Quanto alle condizioni, Einaudi spiegò che gli Stati Uniti ne fissano “una sola: che gli Italiani facciano l’uso che reputeranno migliore di questa somma a proprio beneficio, purché non la usino per tappare i buchi del bilancio corrente dello Stato”.

Una condizione che secondo l’allora vicepresidente del Consiglio era da ritenersi ragionevole, visto che “se non ci fosse, gli Italiani dovrebbero metterla da se stessi. Se quella somma fosse impiegata a colmare il disavanzo ordinario del bilancio dello Stato, essa incoraggerebbe la perpetuazione di tale disavanzo, e nel 1952, quando il Piano Marshall avrà termine, l’Italia si troverebbe nella stessa situazione di ora col bilancio in disavanzo e senza aver nulla ricostruito”.

Le esigenze del Paese nel 1948 erano chiaramente ben diverse da quelle di oggi. A decidere come spendere il denaro proveniente dal Piano Marshall sarebbe stato il popolo italiano, come sottolinea Einaudi, e lo userà per “opere di ricostruzione, ripristino delle ferrovie, dei porti, continuazione delle bonifiche delle strade, potenziamento e rinnovamento degli impianti industriali”.

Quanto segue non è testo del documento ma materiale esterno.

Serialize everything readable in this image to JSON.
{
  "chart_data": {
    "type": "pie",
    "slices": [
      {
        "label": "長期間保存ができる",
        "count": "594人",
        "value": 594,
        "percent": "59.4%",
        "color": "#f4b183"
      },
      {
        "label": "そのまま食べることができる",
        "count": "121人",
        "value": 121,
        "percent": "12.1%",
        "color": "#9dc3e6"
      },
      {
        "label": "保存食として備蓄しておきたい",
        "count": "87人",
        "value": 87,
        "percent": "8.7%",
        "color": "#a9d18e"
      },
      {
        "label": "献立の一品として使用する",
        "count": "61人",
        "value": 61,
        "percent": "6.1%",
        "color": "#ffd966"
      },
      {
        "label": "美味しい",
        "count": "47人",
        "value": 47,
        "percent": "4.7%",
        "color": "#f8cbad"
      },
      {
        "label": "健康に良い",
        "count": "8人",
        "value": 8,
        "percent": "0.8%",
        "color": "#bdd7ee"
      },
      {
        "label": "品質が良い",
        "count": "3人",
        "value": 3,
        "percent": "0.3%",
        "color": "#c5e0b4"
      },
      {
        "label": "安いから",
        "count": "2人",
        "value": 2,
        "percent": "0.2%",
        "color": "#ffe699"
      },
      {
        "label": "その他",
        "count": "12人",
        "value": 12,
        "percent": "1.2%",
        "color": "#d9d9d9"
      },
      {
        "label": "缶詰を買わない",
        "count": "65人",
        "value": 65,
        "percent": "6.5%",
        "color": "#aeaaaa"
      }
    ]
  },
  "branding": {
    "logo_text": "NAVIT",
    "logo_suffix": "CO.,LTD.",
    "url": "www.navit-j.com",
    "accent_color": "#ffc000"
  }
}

Al vicepremier viene domandato poi se egli preveda la nascita di qualche controversia intorno all’uso che si farà degli aiuti previsti dal Piano, ed Einaudi dice chiaramente che ciò potrà avvenire, ed “è perfettamente naturale” che accada “in un Paese libero dove i problemi di interesse pubblico sono e debbono essere oggetto di discussione, è naturale che si possano avere opinioni diverse su un argomento”.

Eppure nella sua intervista l’allora vice premier lascia intravedere una sostanziale differenza tra la natura delle questioni che avrebbero potuto animare il dibattito politico nel 1948 e quella delle questioni al centro del dibattito nel 2020.

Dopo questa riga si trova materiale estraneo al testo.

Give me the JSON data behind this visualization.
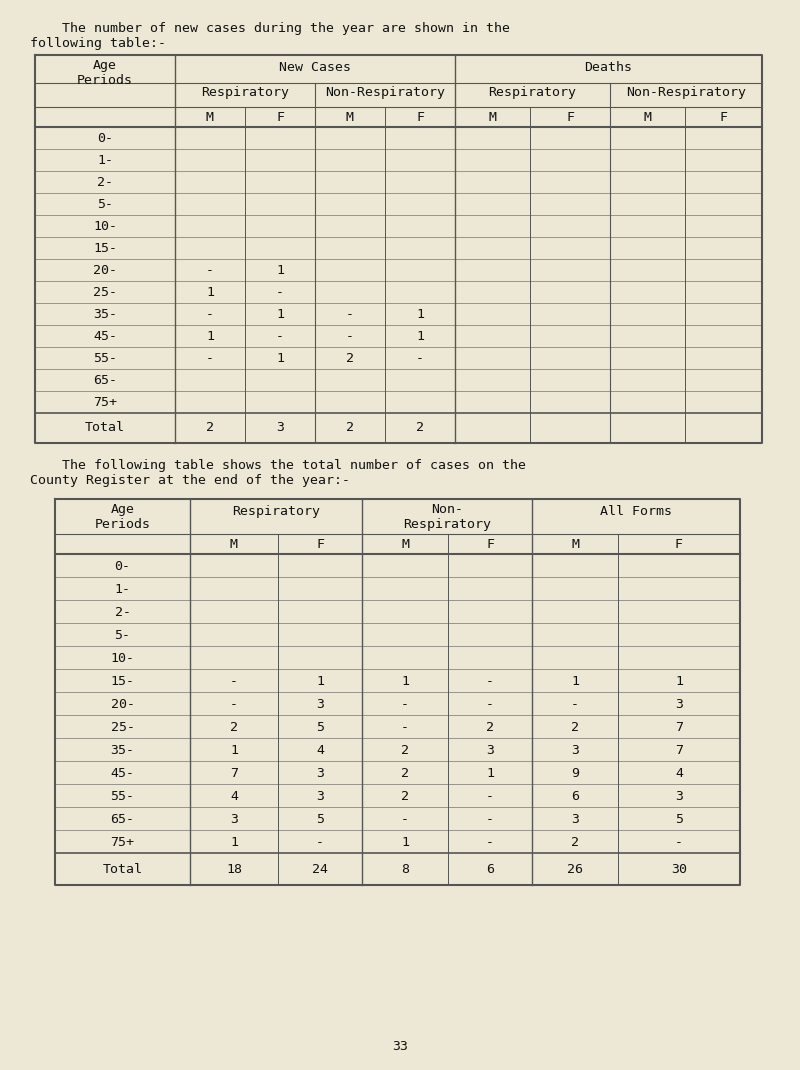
{
  "bg_color": "#ede8d5",
  "text_color": "#111111",
  "intro_text1": "    The number of new cases during the year are shown in the",
  "intro_text2": "following table:-",
  "table1": {
    "age_periods": [
      "0-",
      "1-",
      "2-",
      "5-",
      "10-",
      "15-",
      "20-",
      "25-",
      "35-",
      "45-",
      "55-",
      "65-",
      "75+"
    ],
    "resp_new_M": [
      "",
      "",
      "",
      "",
      "",
      "",
      "-",
      "1",
      "-",
      "1",
      "-",
      "",
      ""
    ],
    "resp_new_F": [
      "",
      "",
      "",
      "",
      "",
      "",
      "1",
      "-",
      "1",
      "-",
      "1",
      "",
      ""
    ],
    "nonresp_new_M": [
      "",
      "",
      "",
      "",
      "",
      "",
      "",
      "",
      "-",
      "-",
      "2",
      "",
      ""
    ],
    "nonresp_new_F": [
      "",
      "",
      "",
      "",
      "",
      "",
      "",
      "",
      "1",
      "1",
      "-",
      "",
      ""
    ],
    "total_resp_new_M": "2",
    "total_resp_new_F": "3",
    "total_nonresp_new_M": "2",
    "total_nonresp_new_F": "2"
  },
  "intro_text3": "    The following table shows the total number of cases on the",
  "intro_text4": "County Register at the end of the year:-",
  "table2": {
    "age_periods": [
      "0-",
      "1-",
      "2-",
      "5-",
      "10-",
      "15-",
      "20-",
      "25-",
      "35-",
      "45-",
      "55-",
      "65-",
      "75+"
    ],
    "resp_M": [
      "",
      "",
      "",
      "",
      "",
      "-",
      "-",
      "2",
      "1",
      "7",
      "4",
      "3",
      "1"
    ],
    "resp_F": [
      "",
      "",
      "",
      "",
      "",
      "1",
      "3",
      "5",
      "4",
      "3",
      "3",
      "5",
      "-"
    ],
    "nonresp_M": [
      "",
      "",
      "",
      "",
      "",
      "1",
      "-",
      "-",
      "2",
      "2",
      "2",
      "-",
      "1"
    ],
    "nonresp_F": [
      "",
      "",
      "",
      "",
      "",
      "-",
      "-",
      "2",
      "3",
      "1",
      "-",
      "-",
      "-"
    ],
    "all_M": [
      "",
      "",
      "",
      "",
      "",
      "1",
      "-",
      "2",
      "3",
      "9",
      "6",
      "3",
      "2"
    ],
    "all_F": [
      "",
      "",
      "",
      "",
      "",
      "1",
      "3",
      "7",
      "7",
      "4",
      "3",
      "5",
      "-"
    ],
    "total_resp_M": "18",
    "total_resp_F": "24",
    "total_nonresp_M": "8",
    "total_nonresp_F": "6",
    "total_all_M": "26",
    "total_all_F": "30"
  },
  "page_number": "33",
  "line_color": "#555555",
  "font_size": 9.5
}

“È probabile che l’amministrazione delle Ferrovie dello Stato, che il Ministero dei Lavori Pubblici, che il Ministero dell’Agricoltura cerchino di volgere a proprio beneficio, e cioè a beneficio delle ferrovie, delle strade, dei porti, delle bonifiche, la massima parte di questo dono”. Impossibile non notare che gli interessi in gioco 70 anni fa erano ben diversi da quelli di oggi, dove il privato sovrasta il pubblico.

“Ed è altrettanto naturale che l’industria affermi che una cospicua parte dei fondi debba invece essere rivolta al rinnovamento degli impianti industriali e specialmente di quelli distrutti dalla guerra o superati” dice ancora Einaudi “il problema potrà essere risolto, come tutti questi problemi debbono risolversi, con la formazione di una graduatoria tra i diversi fini mettendo in prima linea quelli che sono considerati i più importanti e urgenti”.

Quanto all’ultima parola “dopo la discussione, che dovrebbe essere larga e completa, nell’opinione pubblica deciderà l’unico organo competente in materia: il Parlamento italiano” afferma Luigi Einaudi nell’intervista rilasciata nel 1948.